Когда нам больше некого винить в настоящих и надуманных неприятностях, мы виним погоду. Вчера после дождливых холодных дней, как награда за терпение, вдруг потеплело, казалось, вернулось бесконечно желанное бабье лето, но – всего на один день, как последний прощальный взмах дружеской руки. Был и – нет того доброго тихого дня октября. А сегодня – с утра серый и неясный, как смутные воспоминания, день, не отнимающий надежду, но и не предвещающий ничего хорошего. Ибо осень …

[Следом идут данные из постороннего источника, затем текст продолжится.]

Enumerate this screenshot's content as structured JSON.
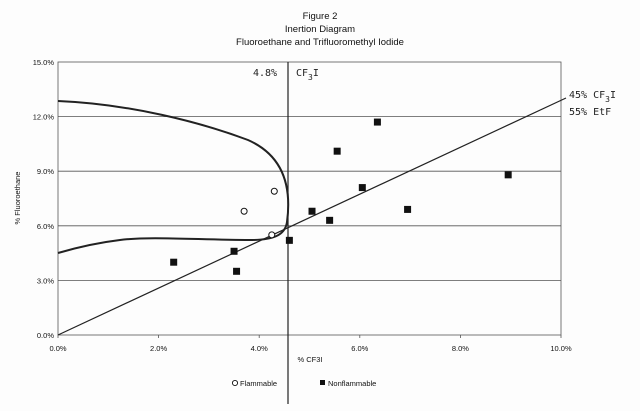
{
  "figure": {
    "title_line1": "Figure 2",
    "title_line2": "Inertion Diagram",
    "title_line3": "Fluoroethane and Trifluoromethyl Iodide"
  },
  "chart_data": {
    "type": "scatter",
    "xlabel": "% CF3I",
    "ylabel": "% Fluoroethane",
    "xlim": [
      0,
      10
    ],
    "ylim": [
      0,
      15
    ],
    "x_ticks": [
      "0.0%",
      "2.0%",
      "4.0%",
      "6.0%",
      "8.0%",
      "10.0%"
    ],
    "y_ticks": [
      "0.0%",
      "3.0%",
      "6.0%",
      "9.0%",
      "12.0%",
      "15.0%"
    ],
    "y_tick_values": [
      0,
      3,
      6,
      9,
      12,
      15
    ],
    "grid": "horizontal",
    "legend_position": "bottom",
    "series": [
      {
        "name": "Flammable",
        "marker": "open-circle",
        "points": [
          [
            3.7,
            6.8
          ],
          [
            4.3,
            7.9
          ],
          [
            4.25,
            5.5
          ]
        ]
      },
      {
        "name": "Nonflammable",
        "marker": "filled-square",
        "points": [
          [
            2.3,
            4.0
          ],
          [
            3.5,
            4.6
          ],
          [
            3.55,
            3.5
          ],
          [
            4.6,
            5.2
          ],
          [
            5.05,
            6.8
          ],
          [
            5.4,
            6.3
          ],
          [
            5.55,
            10.1
          ],
          [
            6.05,
            8.1
          ],
          [
            6.35,
            11.7
          ],
          [
            6.95,
            6.9
          ],
          [
            8.95,
            8.8
          ]
        ]
      }
    ],
    "annotations": {
      "vertical_line_label": "4.8%",
      "vertical_line_formula": "CF",
      "vertical_line_subscript": "3",
      "vertical_line_suffix": "I",
      "stoich_label1_prefix": "45% CF",
      "stoich_label1_sub": "3",
      "stoich_label1_suffix": "I",
      "stoich_label2": "55% EtF"
    }
  }
}
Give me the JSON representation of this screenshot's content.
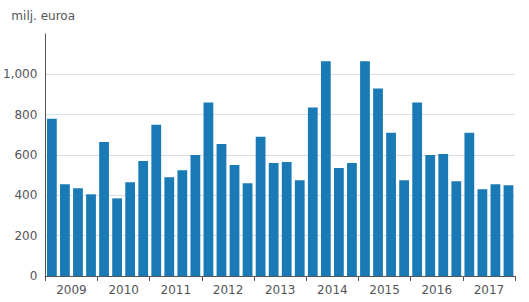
{
  "chart_data": {
    "type": "bar",
    "y_label": "milj. euroa",
    "categories": [
      null,
      "2009",
      null,
      null,
      null,
      "2010",
      null,
      null,
      null,
      "2011",
      null,
      null,
      null,
      "2012",
      null,
      null,
      null,
      "2013",
      null,
      null,
      null,
      "2014",
      null,
      null,
      null,
      "2015",
      null,
      null,
      null,
      "2016",
      null,
      null,
      null,
      "2017",
      null,
      null
    ],
    "values": [
      780,
      455,
      435,
      405,
      665,
      385,
      465,
      570,
      750,
      490,
      525,
      600,
      860,
      655,
      550,
      460,
      690,
      560,
      565,
      475,
      835,
      1065,
      535,
      560,
      1065,
      930,
      710,
      475,
      860,
      600,
      605,
      470,
      710,
      430,
      455,
      450
    ],
    "color": "#1a7ab5",
    "ylim": [
      0,
      1200
    ],
    "yticks": [
      0,
      200,
      400,
      600,
      800,
      1000
    ],
    "grid": true
  }
}
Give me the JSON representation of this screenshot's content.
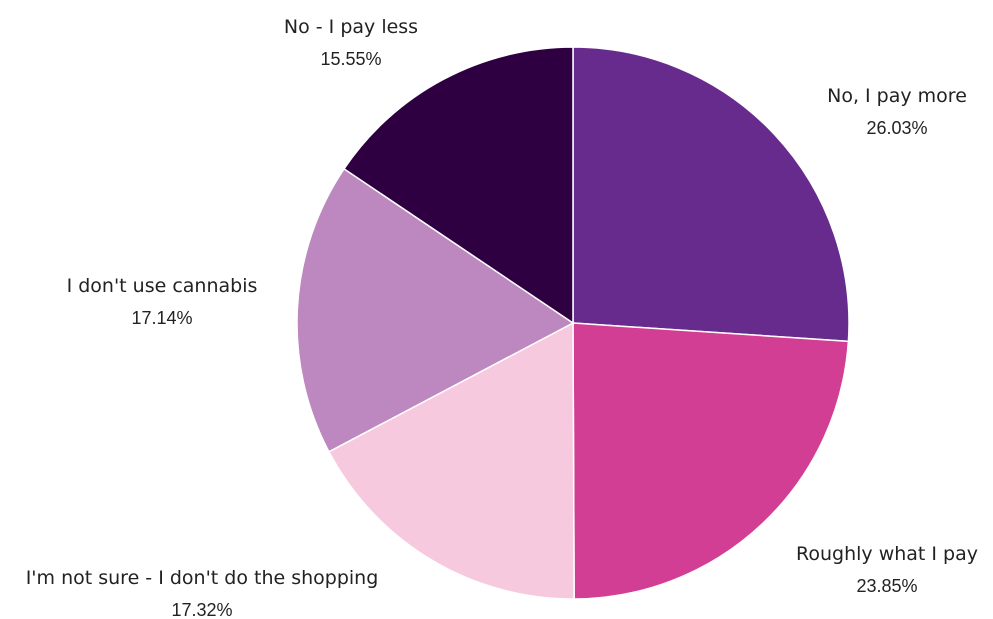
{
  "chart_data": {
    "type": "pie",
    "title": "",
    "slices": [
      {
        "label": "No, I pay more",
        "value_label": "26.03%",
        "value": 26.03,
        "color": "#672B8E"
      },
      {
        "label": "Roughly what I pay",
        "value_label": "23.85%",
        "value": 23.85,
        "color": "#D23E94"
      },
      {
        "label": "I'm not sure - I don't do the shopping",
        "value_label": "17.32%",
        "value": 17.32,
        "color": "#F7C9DE"
      },
      {
        "label": "I don't use cannabis",
        "value_label": "17.14%",
        "value": 17.14,
        "color": "#BC88BF"
      },
      {
        "label": "No - I pay less",
        "value_label": "15.55%",
        "value": 15.55,
        "color": "#2E0042"
      }
    ]
  }
}
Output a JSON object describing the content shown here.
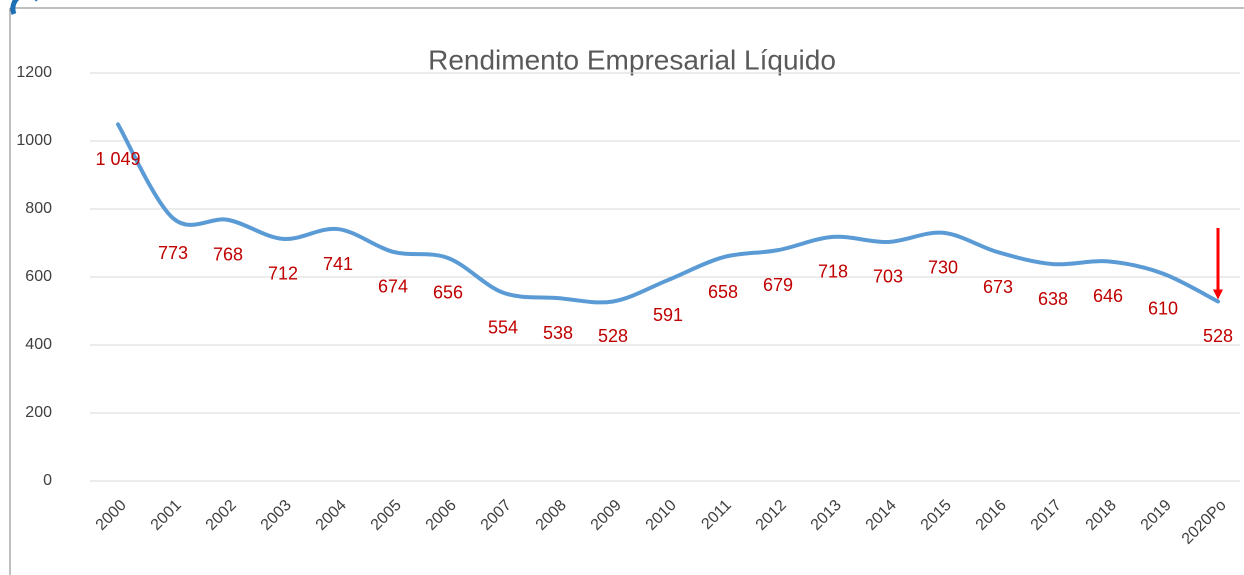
{
  "chart_data": {
    "type": "line",
    "title": "Rendimento Empresarial Líquido",
    "categories": [
      "2000",
      "2001",
      "2002",
      "2003",
      "2004",
      "2005",
      "2006",
      "2007",
      "2008",
      "2009",
      "2010",
      "2011",
      "2012",
      "2013",
      "2014",
      "2015",
      "2016",
      "2017",
      "2018",
      "2019",
      "2020Po"
    ],
    "values": [
      1049,
      773,
      768,
      712,
      741,
      674,
      656,
      554,
      538,
      528,
      591,
      658,
      679,
      718,
      703,
      730,
      673,
      638,
      646,
      610,
      528
    ],
    "value_labels": [
      "1 049",
      "773",
      "768",
      "712",
      "741",
      "674",
      "656",
      "554",
      "538",
      "528",
      "591",
      "658",
      "679",
      "718",
      "703",
      "730",
      "673",
      "638",
      "646",
      "610",
      "528"
    ],
    "color": "#5b9bd5",
    "label_color": "#c00000",
    "ylim": [
      0,
      1200
    ],
    "yticks": [
      0,
      200,
      400,
      600,
      800,
      1000,
      1200
    ],
    "grid": true
  }
}
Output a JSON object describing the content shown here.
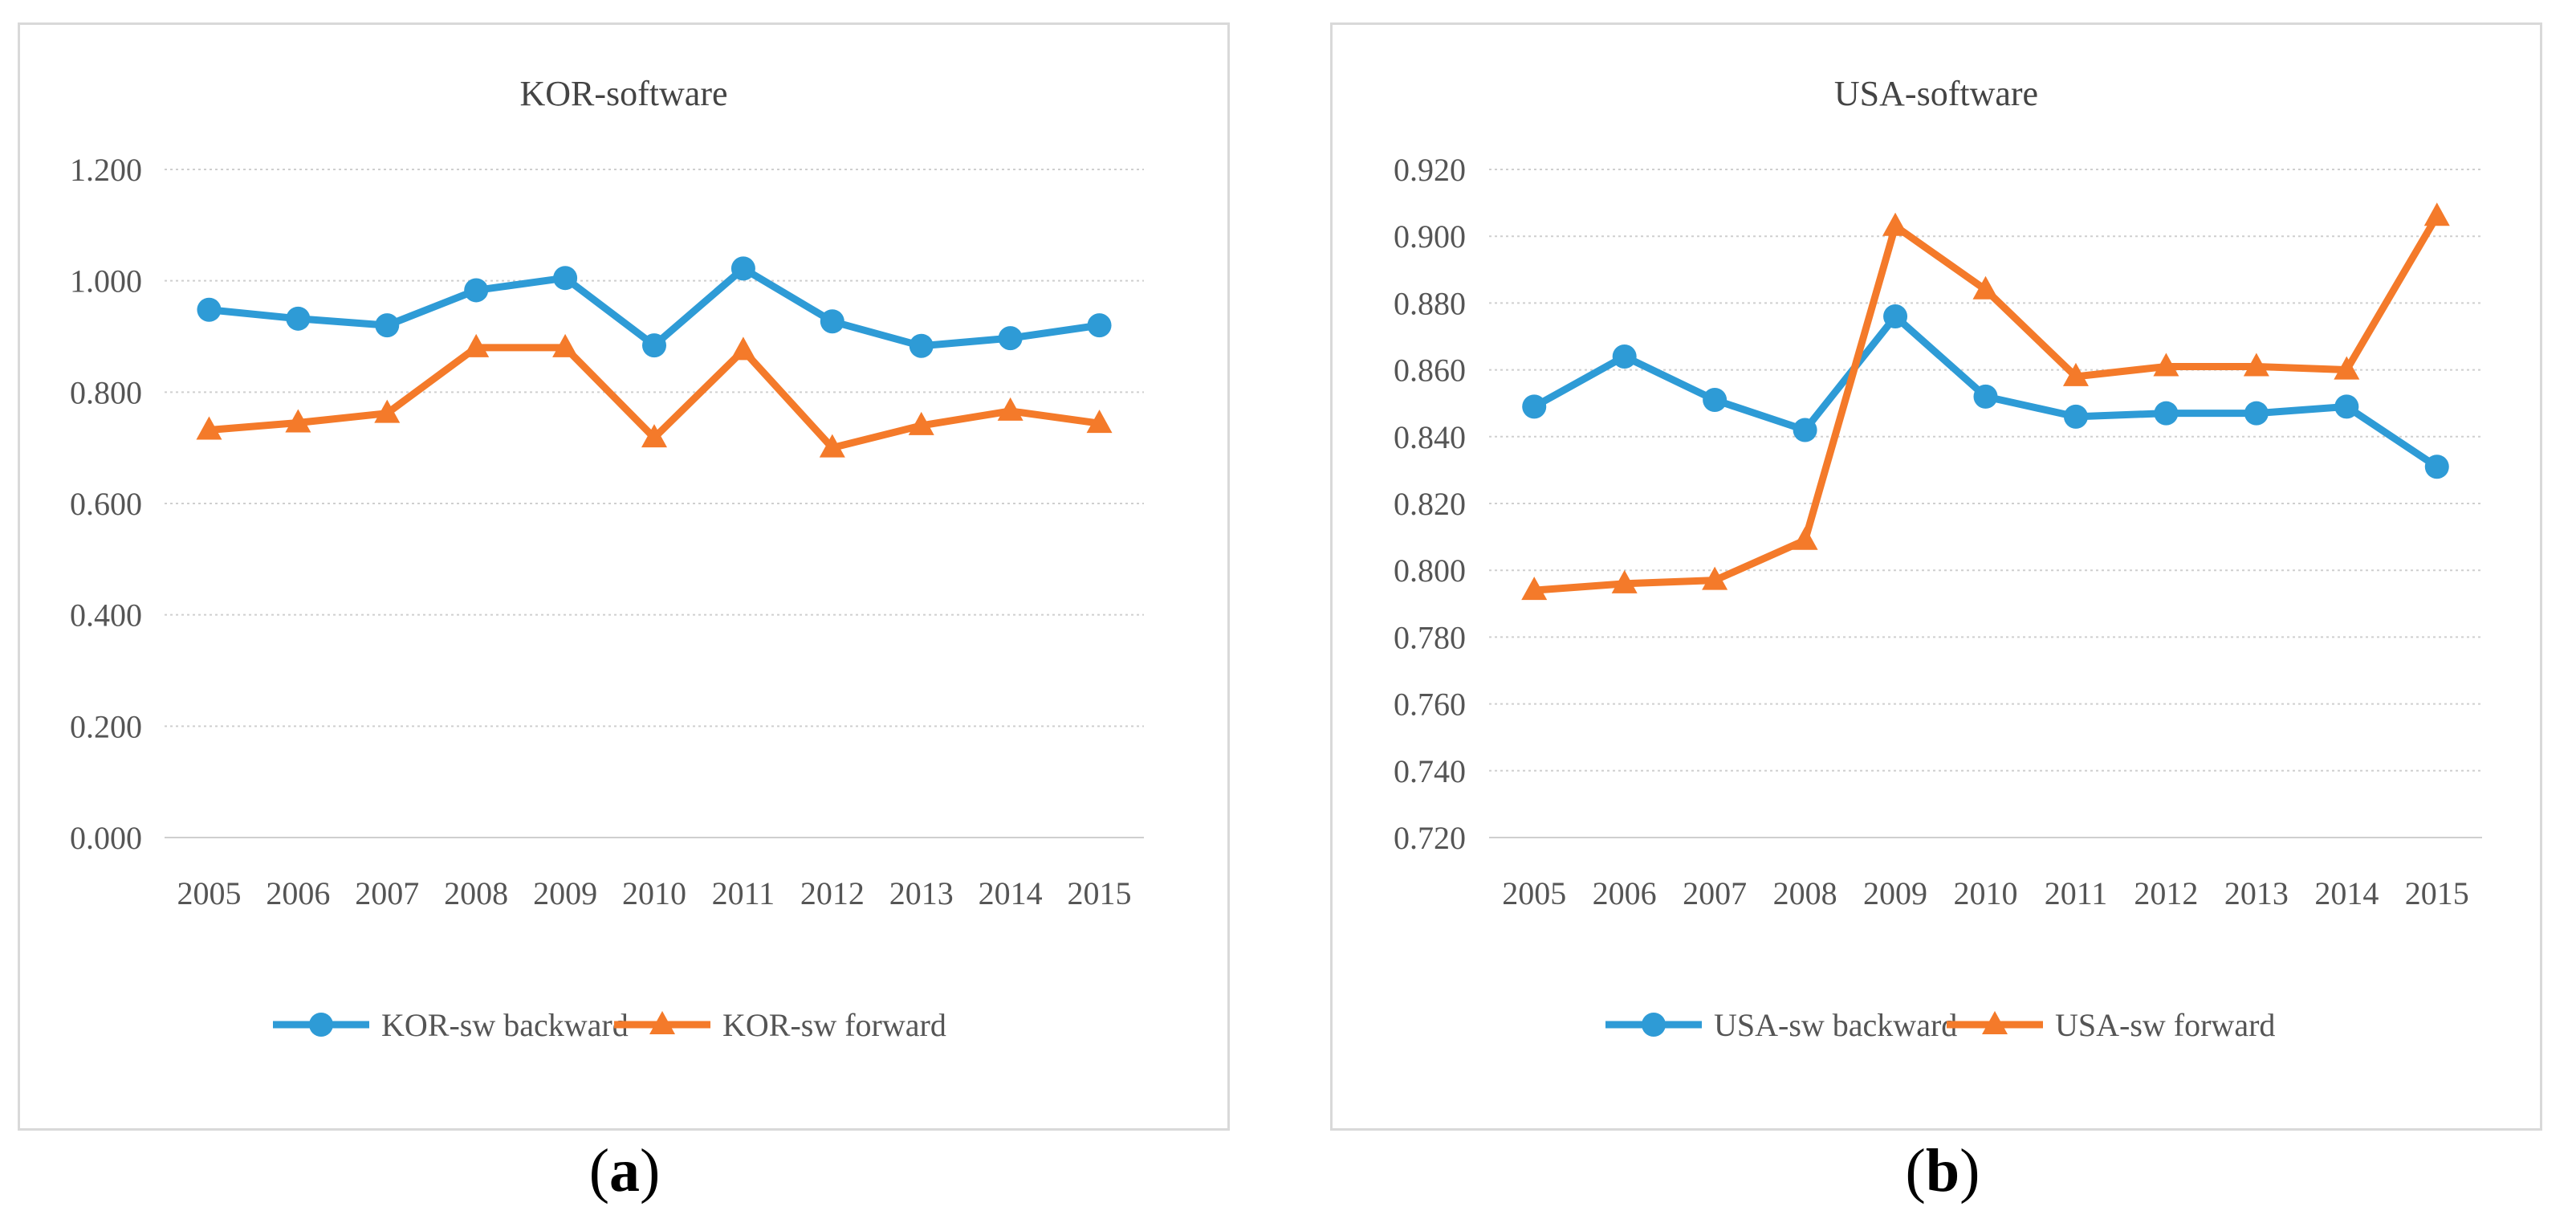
{
  "chart_data": [
    {
      "type": "line",
      "title": "KOR-software",
      "caption_letter": "a",
      "categories": [
        "2005",
        "2006",
        "2007",
        "2008",
        "2009",
        "2010",
        "2011",
        "2012",
        "2013",
        "2014",
        "2015"
      ],
      "y_ticks": [
        "0.000",
        "0.200",
        "0.400",
        "0.600",
        "0.800",
        "1.000",
        "1.200"
      ],
      "ylim": [
        0,
        1.2
      ],
      "grid": true,
      "legend_position": "bottom",
      "series": [
        {
          "name": "KOR-sw backward",
          "marker": "circle",
          "color": "#2E9BD6",
          "values": [
            0.948,
            0.932,
            0.92,
            0.983,
            1.005,
            0.884,
            1.022,
            0.927,
            0.883,
            0.897,
            0.92
          ]
        },
        {
          "name": "KOR-sw forward",
          "marker": "triangle",
          "color": "#F47A2A",
          "values": [
            0.732,
            0.745,
            0.762,
            0.88,
            0.88,
            0.718,
            0.875,
            0.7,
            0.74,
            0.766,
            0.744
          ]
        }
      ]
    },
    {
      "type": "line",
      "title": "USA-software",
      "caption_letter": "b",
      "categories": [
        "2005",
        "2006",
        "2007",
        "2008",
        "2009",
        "2010",
        "2011",
        "2012",
        "2013",
        "2014",
        "2015"
      ],
      "y_ticks": [
        "0.720",
        "0.740",
        "0.760",
        "0.780",
        "0.800",
        "0.820",
        "0.840",
        "0.860",
        "0.880",
        "0.900",
        "0.920"
      ],
      "ylim": [
        0.72,
        0.92
      ],
      "grid": true,
      "legend_position": "bottom",
      "series": [
        {
          "name": "USA-sw backward",
          "marker": "circle",
          "color": "#2E9BD6",
          "values": [
            0.849,
            0.864,
            0.851,
            0.842,
            0.876,
            0.852,
            0.846,
            0.847,
            0.847,
            0.849,
            0.831
          ]
        },
        {
          "name": "USA-sw forward",
          "marker": "triangle",
          "color": "#F47A2A",
          "values": [
            0.794,
            0.796,
            0.797,
            0.809,
            0.903,
            0.884,
            0.858,
            0.861,
            0.861,
            0.86,
            0.906
          ]
        }
      ]
    }
  ]
}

Вчера Он вошёл в её кабинет, взглянув в окно, сказал: - Эта осень самая красивая из всех последних осеней. - Да, яркий наряд деревьев напоминает венки на кладбище, - ответила Энриэтт. - Не умирайте, пожалуйста, Энриэтт. Я буду плакать. - Могу платок предложить, - крикнула она вдогонку, он задержался на мгновение в дверях, пожал неопределённо плечами и прикрыл дверь. Через некоторое время пришла его ассистентка, чуть не плача, жаловалась, что Он сильно не в духе. Энриэтт стало отчего-то немного легче. Да и как было не заметить, что во всём сохранялось ещё вчерашнее торжествующее настроение: небо, не желая уступать облакам, то там – то тут раздвигает дымчатые клубы и начинает сиять эмалевой синевой; солнечные лучи, часто вспыхивая, зажигают стеклянные поверхности окон домов и возникающих на дороге машин. Только ветер - противник тишины и покоя, рывками пытается раскачивать ещё тяжёлые кроны деревьев, треплет на них золотисто-багровую сеть, лишь некоторые из листьев, ослабев, кружась, уносятся куда-то далеко, точно прожитые мгновения жизни, которые уходят навсегда, но вспоминаются с глубоким сожалением, словно потерянные драгоценности. Энриэтт вдруг остановилась от пронзившей её мысли: - Скоро обыденная повседневность смешает в хаос всё лучшее, что было за эти 32 года. Настанет осень одиночества. Энриэтт посмотрела вокруг – шумная улица ей опять кажется пустыней, чужой планетой.
3 октября 2013.
-2-
В глубине верхней полки книжного шкафа свой Энриэтт случайно попался её дневник. Давно она его не открывала. Толстая тетрадь в синей обложке с наклейкой в виде алой розы, начатая в 13 лет, заполнена серьёзными мыслями и милыми сердцу пустяками лишь наполовину. Этим страницам она доверяла свои сокровенные мысли, но иногда жаловалась на несправедливое отношение родных и подруг. – в подлинной жизни - нельзя, каждый хранит тайну своей судьбы. Чистая страница, белея и сияя, будто упрекает:
- Ты не хочешь поведать мне о вашей последней встрече? Ты опять испытываешь беспомощное томление, твои глаза, полные тёмного огня испуганно прячутся от его взгляда! Помнишь, тебе было шестнадцать, когда ты столкнулась с ним случайно на лестнице, да так и осталась стоять, распахнув глаза навстречу его обволакивающему взгляду, потрясшему тебя загадкой взрослой жизни. А он улыбнулся и стал подниматься на верхний этаж, а ты сама не своя побрела вниз.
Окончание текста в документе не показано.